HOUSTON – Delfin Midstream Inc. and Devon Energy Corp. say they have entered into a liquefied natural gas (LNG) export partnership that includes an executed Heads of Agreement (HOA) for long-term liquefaction capacity and a pre-FID strategic investment by Devon in Delfin.
The HOA provides the framework for finalizing a definitive long-term tolling agreement representing 1.0 million tons per annum (MTPA) of liquefaction capacity in Delfin’s first floating LNG vessel, with the ability to add an additional 1.0 MTPA in Delfin’s first or a future FLNG vessel.
In addition to providing Devon up to 2.0 MTPA of total liquefaction capacity on a long-term basis, the HOA also provides opportunity for additional future equity investments in Delfin by Devon.
Following its recent announcement of a binding SPA with Vitol and a HOA with Centrica, this announcement represents Delfin’s third major agreement in the past two months.
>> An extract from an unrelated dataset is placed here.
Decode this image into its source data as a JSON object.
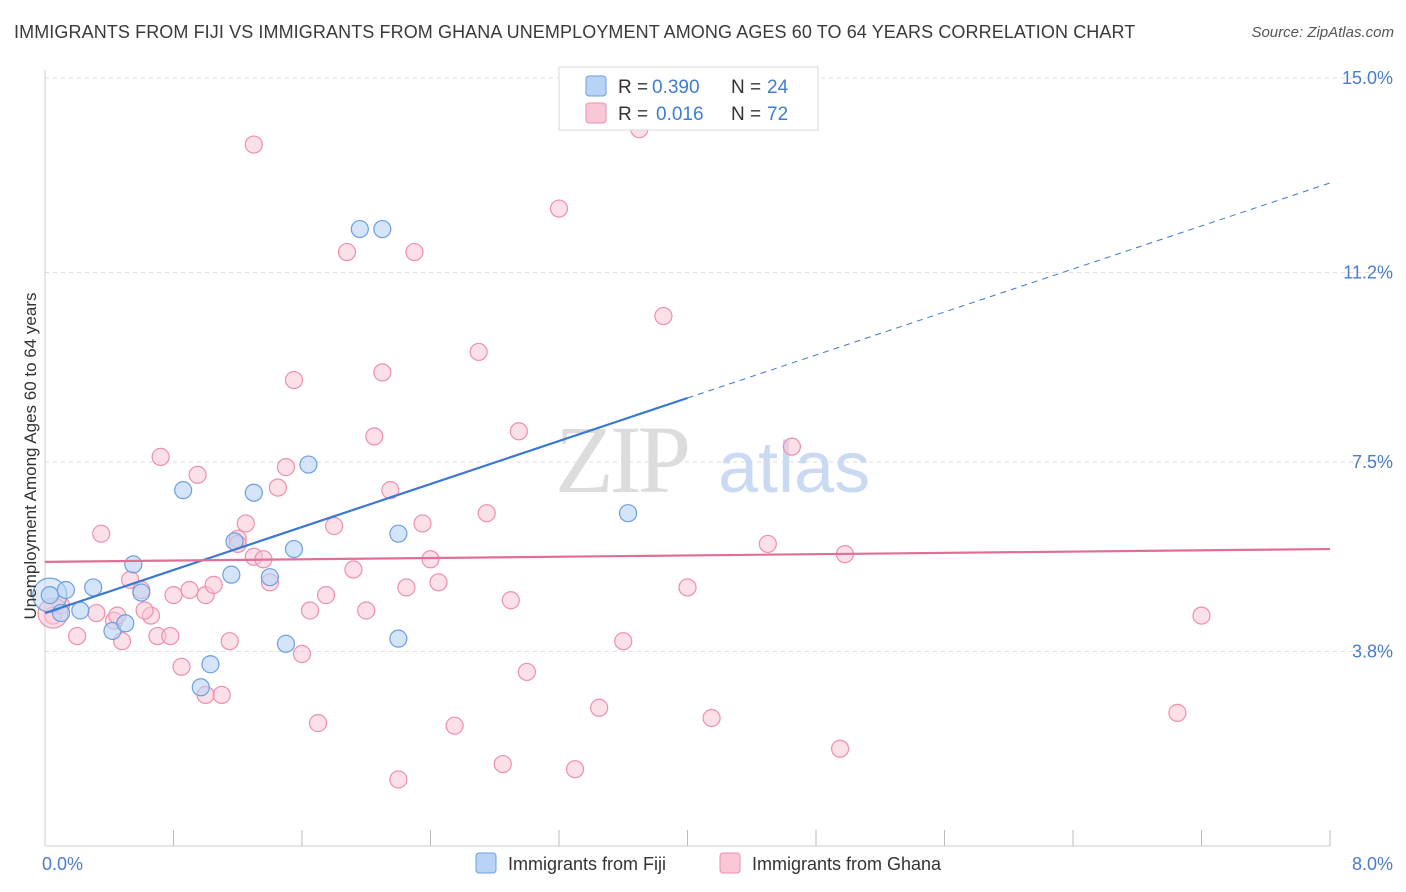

Delfin is also in numerous advanced discussions on additional binding SPAs, HOAs and tolling agreements similar to those previously announced.
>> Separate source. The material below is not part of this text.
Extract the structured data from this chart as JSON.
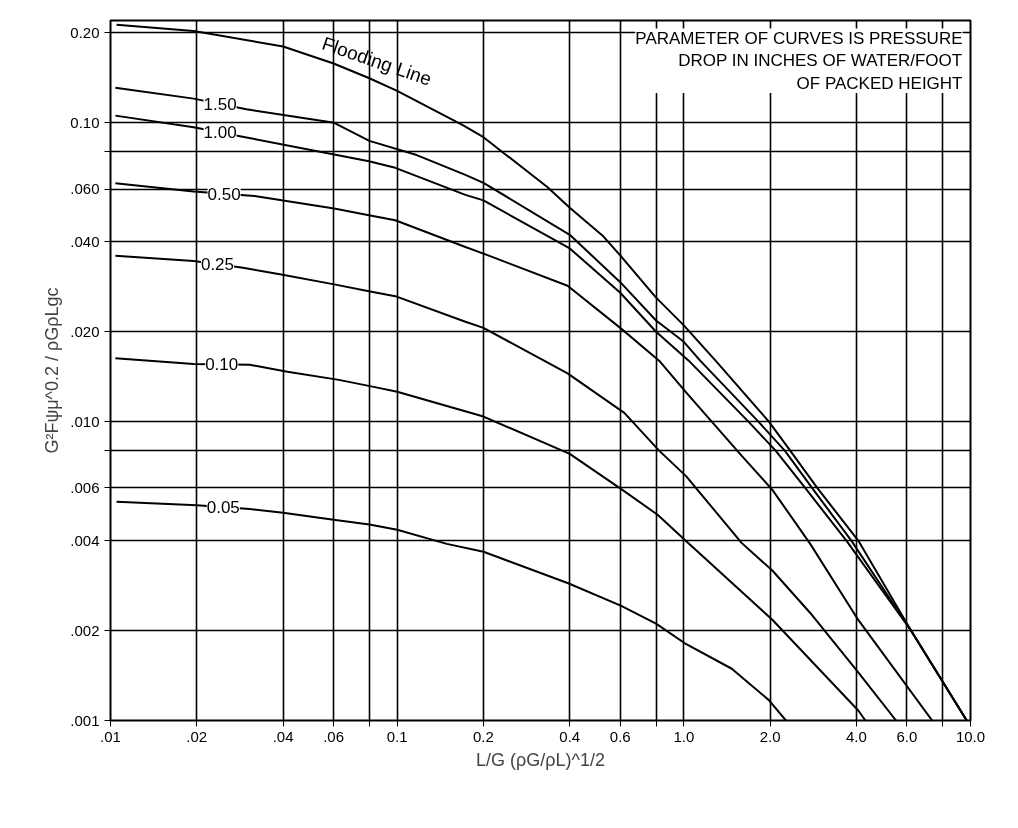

Delfin LNG is a brownfield deepwater port that is designed to support up to four FLNG vessels producing up to 13 mtpa of LNG. To advance the project, Delfin has purchased the UTOS pipeline, which it says is the largest natural gas pipeline in the Gulf of Mexico.
As a modular project requiring only 2.0 to 2.5 MTPA of long-term contracts to begin construction, and with all necessary permits in hand, Delfin says that it is on schedule to make FID on its first floating LNG vessel by the end of this year, with operations expected to commence in 2026.